Penulis: Hafzah
BeritaPers. – Makassar. Bulan Ramadhan, bulan penuh berkah dan ampunan, sering kali diidentikkan dengan suasana yang khusyuk dan penuh ibadah. Namun, kehidupan tetap berjalan, dan tanggung jawab pekerjaan serta aktivitas lainnya tetap harus dijalankan dengan semangat dan dedikasi.
Ibadah dan produktivitas dapat berjalan beriringan, tanpa harus mengorbankan salah satunya. Ramadhan bukan alasan untuk mengendurkan semangat kerja, melainkan justru menjadi momen untuk semakin meningkatkan kualitas diri, baik secara spiritual maupun profesional. Hal ini diaplikasan oleh Dr. Sorayah Rasyid bersama dengan tim teaching Ummul Khair, M. Hum dan Hafsah Syamsul, M.Hum yang tetap fokus menjalankan amanah akademik di tengah puasa.
Jangan jadikan puasa sebagai alasan untuk bermalas-malasan atau kehilangan fokus. Justru inilah moment terbaik untuk mengasah disiplin, mengatur waktu dengan lebih efektif, dan bekerja dengan niat yang lebih tulus. Kesuksesan bukan hanya tentang hasil, tetapi juga tentang bagaimana kita mengelola energi dan semangat di tengah tantangan.

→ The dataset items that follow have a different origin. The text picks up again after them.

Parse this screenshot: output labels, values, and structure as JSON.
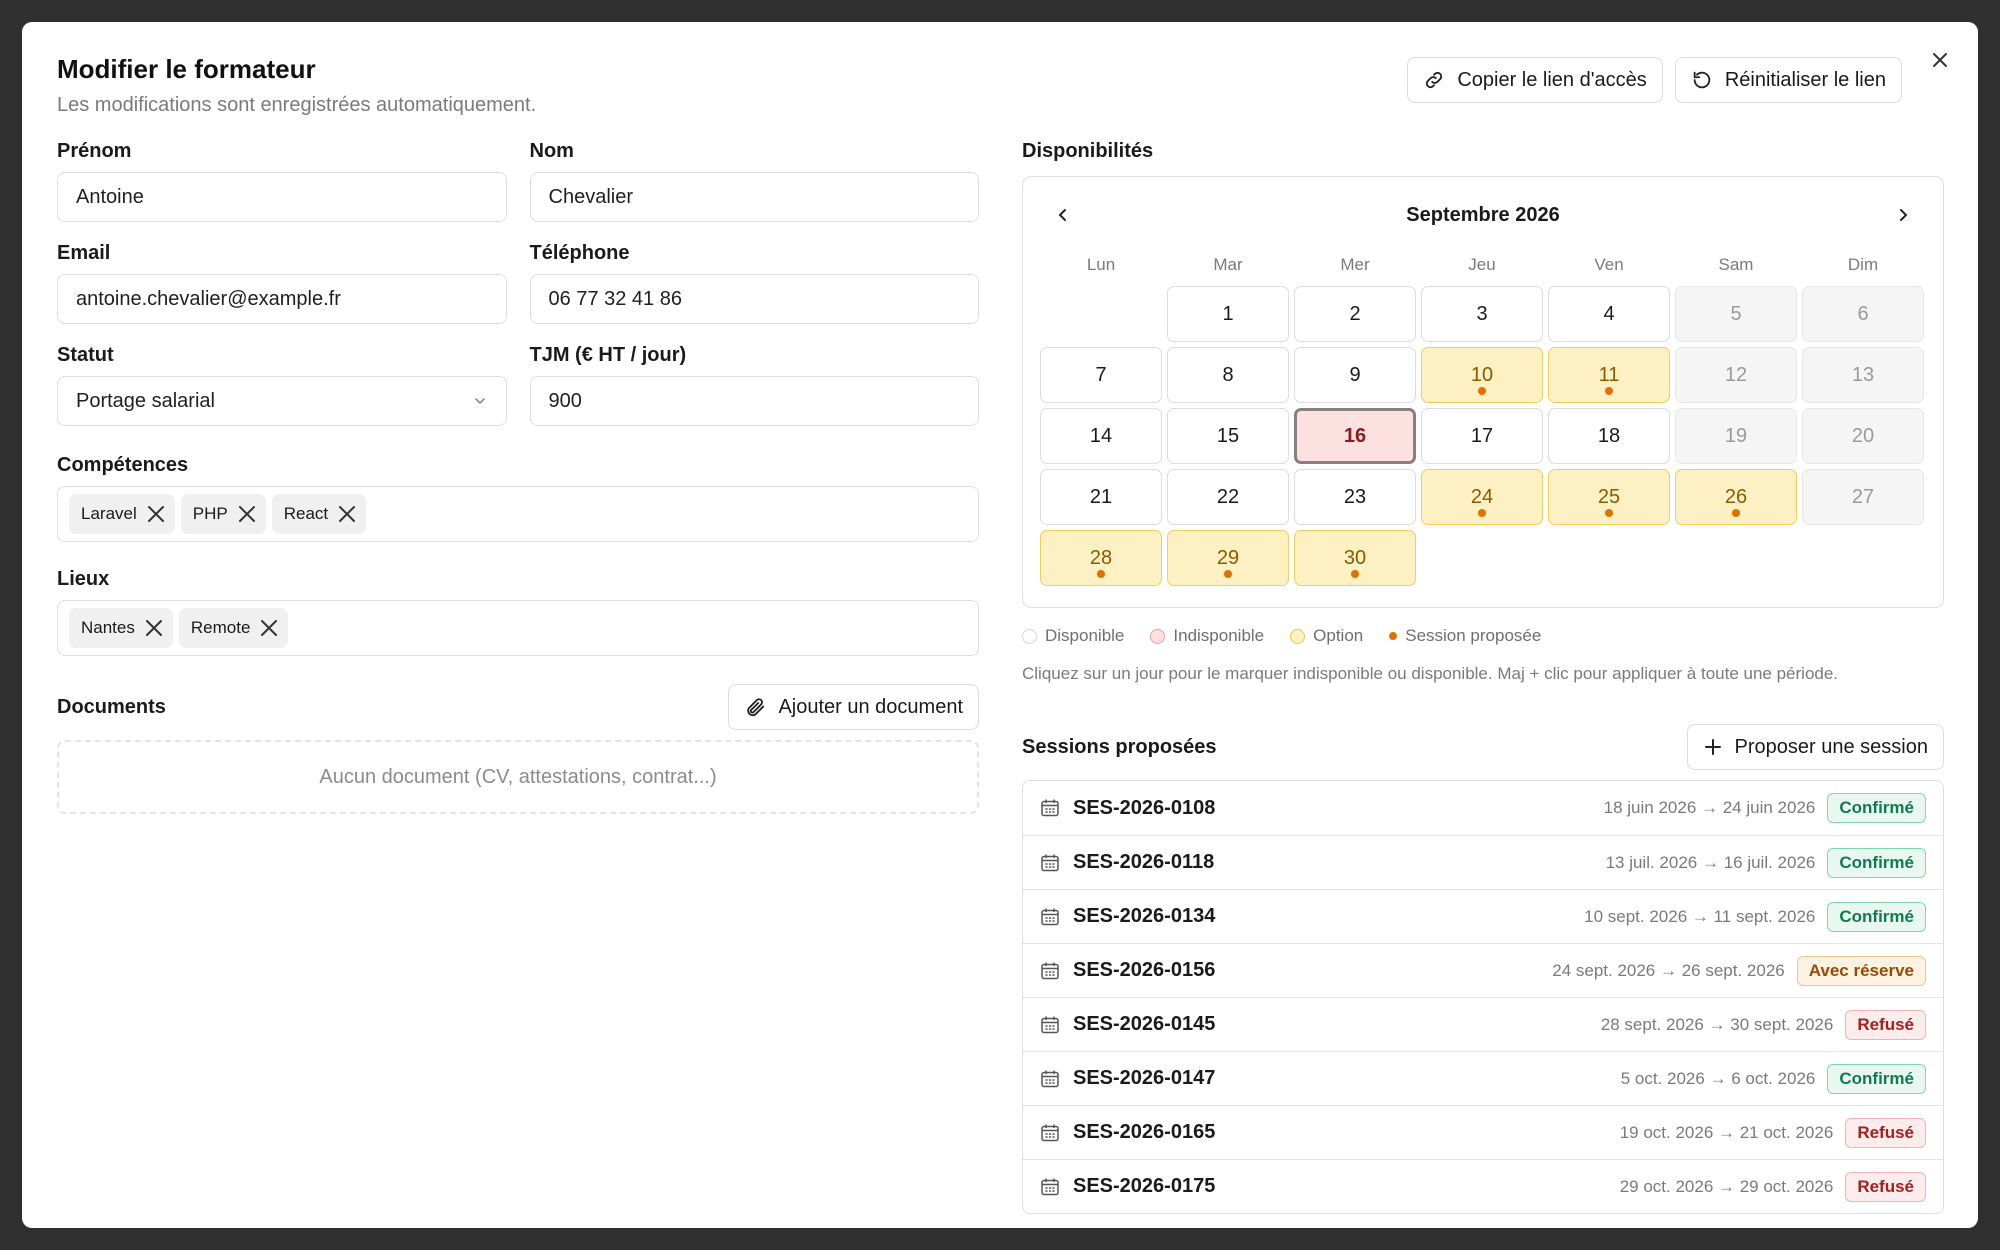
{
  "modal": {
    "title": "Modifier le formateur",
    "subtitle": "Les modifications sont enregistrées automatiquement.",
    "copy_link_label": "Copier le lien d'accès",
    "reset_link_label": "Réinitialiser le lien"
  },
  "form": {
    "prenom": {
      "label": "Prénom",
      "value": "Antoine"
    },
    "nom": {
      "label": "Nom",
      "value": "Chevalier"
    },
    "email": {
      "label": "Email",
      "value": "antoine.chevalier@example.fr"
    },
    "telephone": {
      "label": "Téléphone",
      "value": "06 77 32 41 86"
    },
    "statut": {
      "label": "Statut",
      "value": "Portage salarial"
    },
    "tjm": {
      "label": "TJM (€ HT / jour)",
      "value": "900"
    },
    "competences": {
      "label": "Compétences",
      "tags": [
        "Laravel",
        "PHP",
        "React"
      ]
    },
    "lieux": {
      "label": "Lieux",
      "tags": [
        "Nantes",
        "Remote"
      ]
    }
  },
  "documents": {
    "label": "Documents",
    "add_label": "Ajouter un document",
    "empty_text": "Aucun document (CV, attestations, contrat...)"
  },
  "availability": {
    "label": "Disponibilités",
    "month": "Septembre 2026",
    "weekdays": [
      "Lun",
      "Mar",
      "Mer",
      "Jeu",
      "Ven",
      "Sam",
      "Dim"
    ],
    "days": [
      {
        "n": "",
        "state": "empty"
      },
      {
        "n": "1",
        "state": "available"
      },
      {
        "n": "2",
        "state": "available"
      },
      {
        "n": "3",
        "state": "available"
      },
      {
        "n": "4",
        "state": "available"
      },
      {
        "n": "5",
        "state": "weekend"
      },
      {
        "n": "6",
        "state": "weekend"
      },
      {
        "n": "7",
        "state": "available"
      },
      {
        "n": "8",
        "state": "available"
      },
      {
        "n": "9",
        "state": "available"
      },
      {
        "n": "10",
        "state": "option",
        "session": true
      },
      {
        "n": "11",
        "state": "option",
        "session": true
      },
      {
        "n": "12",
        "state": "weekend"
      },
      {
        "n": "13",
        "state": "weekend"
      },
      {
        "n": "14",
        "state": "available"
      },
      {
        "n": "15",
        "state": "available"
      },
      {
        "n": "16",
        "state": "unavailable"
      },
      {
        "n": "17",
        "state": "available"
      },
      {
        "n": "18",
        "state": "available"
      },
      {
        "n": "19",
        "state": "weekend"
      },
      {
        "n": "20",
        "state": "weekend"
      },
      {
        "n": "21",
        "state": "available"
      },
      {
        "n": "22",
        "state": "available"
      },
      {
        "n": "23",
        "state": "available"
      },
      {
        "n": "24",
        "state": "option",
        "session": true
      },
      {
        "n": "25",
        "state": "option",
        "session": true
      },
      {
        "n": "26",
        "state": "option",
        "session": true
      },
      {
        "n": "27",
        "state": "weekend"
      },
      {
        "n": "28",
        "state": "option",
        "session": true
      },
      {
        "n": "29",
        "state": "option",
        "session": true
      },
      {
        "n": "30",
        "state": "option",
        "session": true
      }
    ],
    "legend": {
      "disponible": "Disponible",
      "indisponible": "Indisponible",
      "option": "Option",
      "session": "Session proposée"
    },
    "hint": "Cliquez sur un jour pour le marquer indisponible ou disponible. Maj + clic pour appliquer à toute une période."
  },
  "sessions": {
    "label": "Sessions proposées",
    "add_label": "Proposer une session",
    "rows": [
      {
        "code": "SES-2026-0108",
        "dates": "18 juin 2026 → 24 juin 2026",
        "status": "Confirmé",
        "kind": "confirme"
      },
      {
        "code": "SES-2026-0118",
        "dates": "13 juil. 2026 → 16 juil. 2026",
        "status": "Confirmé",
        "kind": "confirme"
      },
      {
        "code": "SES-2026-0134",
        "dates": "10 sept. 2026 → 11 sept. 2026",
        "status": "Confirmé",
        "kind": "confirme"
      },
      {
        "code": "SES-2026-0156",
        "dates": "24 sept. 2026 → 26 sept. 2026",
        "status": "Avec réserve",
        "kind": "reserve"
      },
      {
        "code": "SES-2026-0145",
        "dates": "28 sept. 2026 → 30 sept. 2026",
        "status": "Refusé",
        "kind": "refuse"
      },
      {
        "code": "SES-2026-0147",
        "dates": "5 oct. 2026 → 6 oct. 2026",
        "status": "Confirmé",
        "kind": "confirme"
      },
      {
        "code": "SES-2026-0165",
        "dates": "19 oct. 2026 → 21 oct. 2026",
        "status": "Refusé",
        "kind": "refuse"
      },
      {
        "code": "SES-2026-0175",
        "dates": "29 oct. 2026 → 29 oct. 2026",
        "status": "Refusé",
        "kind": "refuse"
      }
    ]
  },
  "colors": {
    "option_bg": "#fdf0c2",
    "unavailable_bg": "#fde0e0",
    "session_dot": "#e07000",
    "confirmed": "#127a50",
    "refused": "#a51f1f",
    "reserve": "#9a4a00"
  }
}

Bulan Ramadhan bukan berarti waktu untuk berhenti berkarya, melainkan kesempatan emas untuk meningkatkan kualitas kinerja dan ibadah kita. Dengan perencanaan yang baik, niat yang kuat, dan keyakinan bahwa segala usaha yang dilakukan bernilai ibadah, kita bisa menjalani bulan suci ini dengan penuh keberkahan dan produktivitas.
Jadikan momen ini sebagai motivasi untuk terus berkembang, memberikan yang terbaik, dan menjadi inspirasi bagi orang lain. Seperti tiga wanita dalam foto ini, mari kita tetap semangat menjalani pekerjaan dengan penuh tanggung jawab dan keikhlasan.
Semoga semangat ini menginspirasi kita semua untuk menjadikan Ramadhan sebagai bulan penuh prestasi, bukan hanya dalam ibadah tetapi juga dalam segala aspek kehidupan. Tetap fokus, tetap produktif, dan raih keberkahan di setiap langkah! Aamiin.